Si tratta, in ogni caso, di episodi che purtroppo si stanno ripetendo frequentemente, e contro i quali andrebbe presa anche una netta posizione di condanna. Come ha fatto ad esempio un gruppo di associazioni, tra le quali, Global Legal Action Network, Asgi, Arci e Sea Watch, che ha presentato un ricorso alla Corte europea dei diritti dell’uomo, per conto di 17 ricorrenti, contro l’Italia, per aver coordinato la Guardia Costiera Libica nei respingimenti che hanno portato ad abusi e al decesso di migranti. Il riferimento è l’episodio del 6 novembre 2017, quando la nave della ong Sea Watch «è stata ostacolata dalla Guardia Costiera libica durante un’operazione di salvataggio di 130 migranti da un gommone alla deriva partito dalle coste libiche. Almeno 20 dei migranti sono morti, tra cui due minori. L’intervento è stato coordinato a distanza dal Centro di Coordinamento Marittimo (Mrcc) della Guardia Costiera italiana, e la motovedetta libica coinvolta era stata donata dal governo italiano alcuni mesi prima. La Guardia Costiera libica ha poi riportato in Libia quarantasette dei sopravvissuti, che sono stati rinchiusi in condizioni disumane, subendo percosse, estorsioni, fame e stupri. Due di loro sono stati successivamente venduti e torturati con elettrochoc».
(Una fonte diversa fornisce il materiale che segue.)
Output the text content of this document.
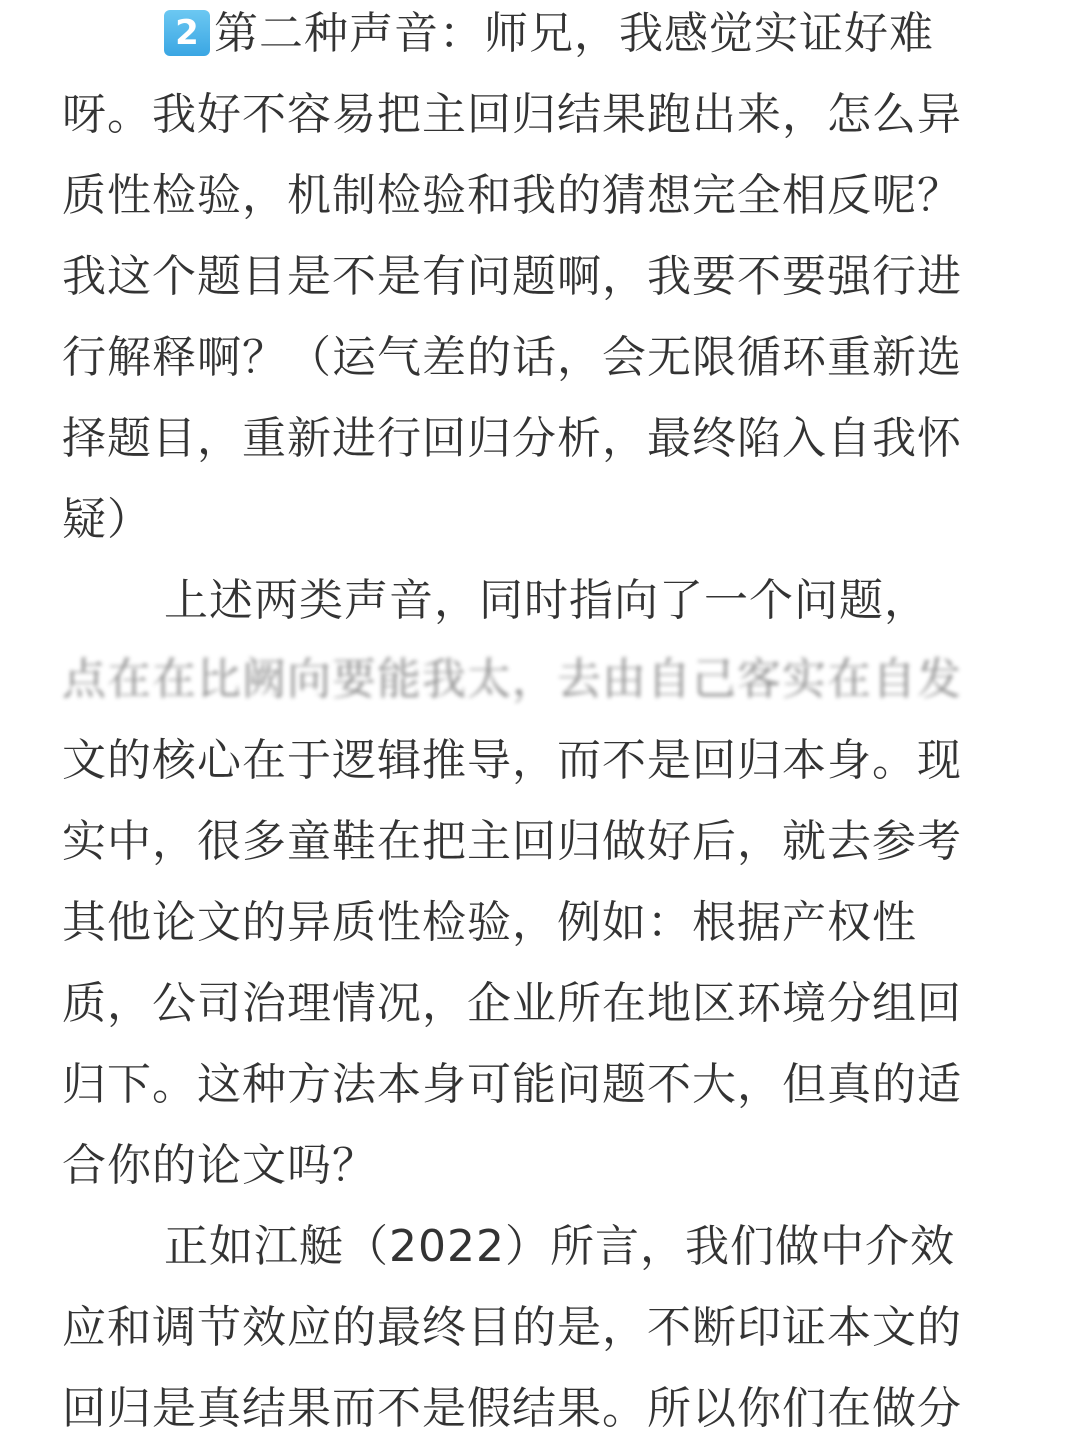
2 第二种声音：师兄，我感觉实证好难
呀。我好不容易把主回归结果跑出来，怎么异
质性检验，机制检验和我的猜想完全相反呢？
我这个题目是不是有问题啊，我要不要强行进
行解释啊？（运气差的话，会无限循环重新选
择题目，重新进行回归分析，最终陷入自我怀
疑）
上述两类声音，同时指向了一个问题，
点在在比阙向要能我太，去由自己客实在自发
文的核心在于逻辑推导，而不是回归本身。现
实中，很多童鞋在把主回归做好后，就去参考
其他论文的异质性检验，例如：根据产权性
质，公司治理情况，企业所在地区环境分组回
归下。这种方法本身可能问题不大，但真的适
合你的论文吗？
正如江艇（2022）所言，我们做中介效
应和调节效应的最终目的是，不断印证本文的
回归是真结果而不是假结果。所以你们在做分
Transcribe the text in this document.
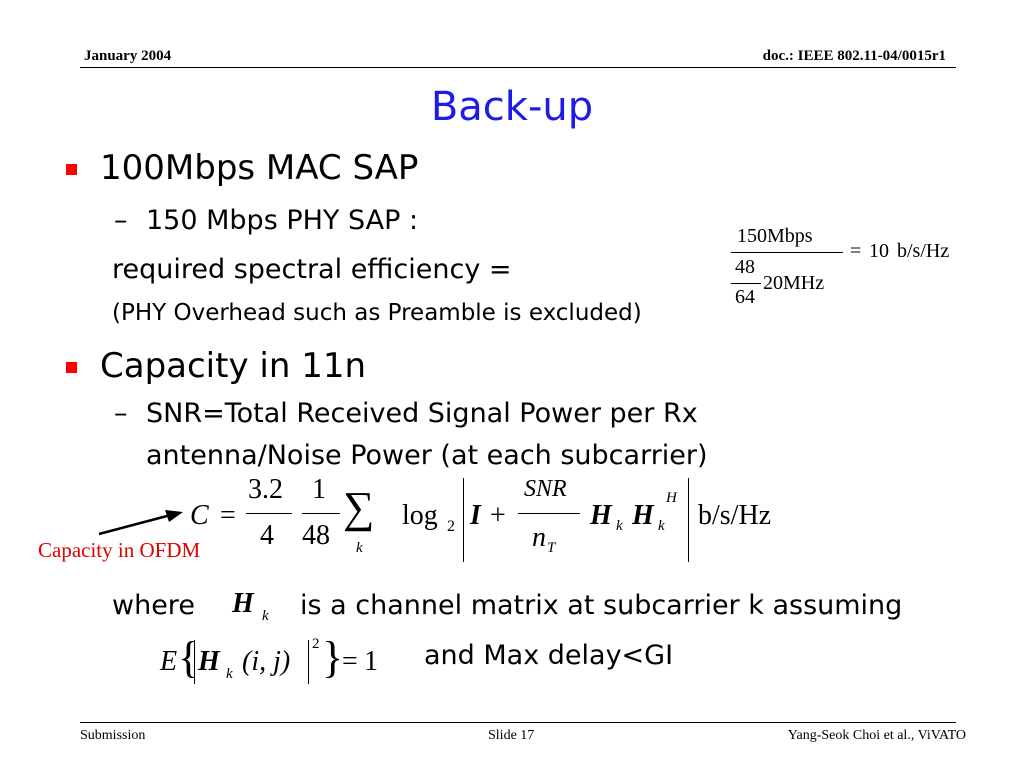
January 2004	doc.: IEEE 802.11-04/0015r1
Back-up
100Mbps MAC SAP
– 150 Mbps PHY SAP :
required spectral efficiency =
(PHY Overhead such as Preamble is excluded)
150Mbps
= 10 b/s/Hz
48
64
20MHz
Capacity in 11n
– SNR=Total Received Signal Power per Rx
antenna/Noise Power (at each subcarrier)
C =
3.2
4
1
48
∑
k
log 2 I +
SNR
n T
H k H
H
k b/s/Hz
Capacity in OFDM
where H k is a channel matrix at subcarrier k assuming
E {
H k (i, j)
2 }
= 1 and Max delay<GI
Submission	Slide 17	Yang-Seok Choi et al., ViVATO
E’ vero, gli sbarchi sono in diminuzione. Ma non è un successo. Al contrario. Si complicano sempre di più le operazioni in mare, con rischi sempre più alti per le persone e l’aumento dei decessi. Ciò mentre si aggravano le condizioni già disastrose delle persone che transitano e sono detenute in Libia (oggi ne parla anche il quotidiano The Guardian, “Italy’s deal with Libya to ‘pull back’ migrants faces legal challenge“).
Il processo di esternalizzazione delle frontiere europee prosegue, purtroppo, senza sosta, con “costi umani” insopportabili.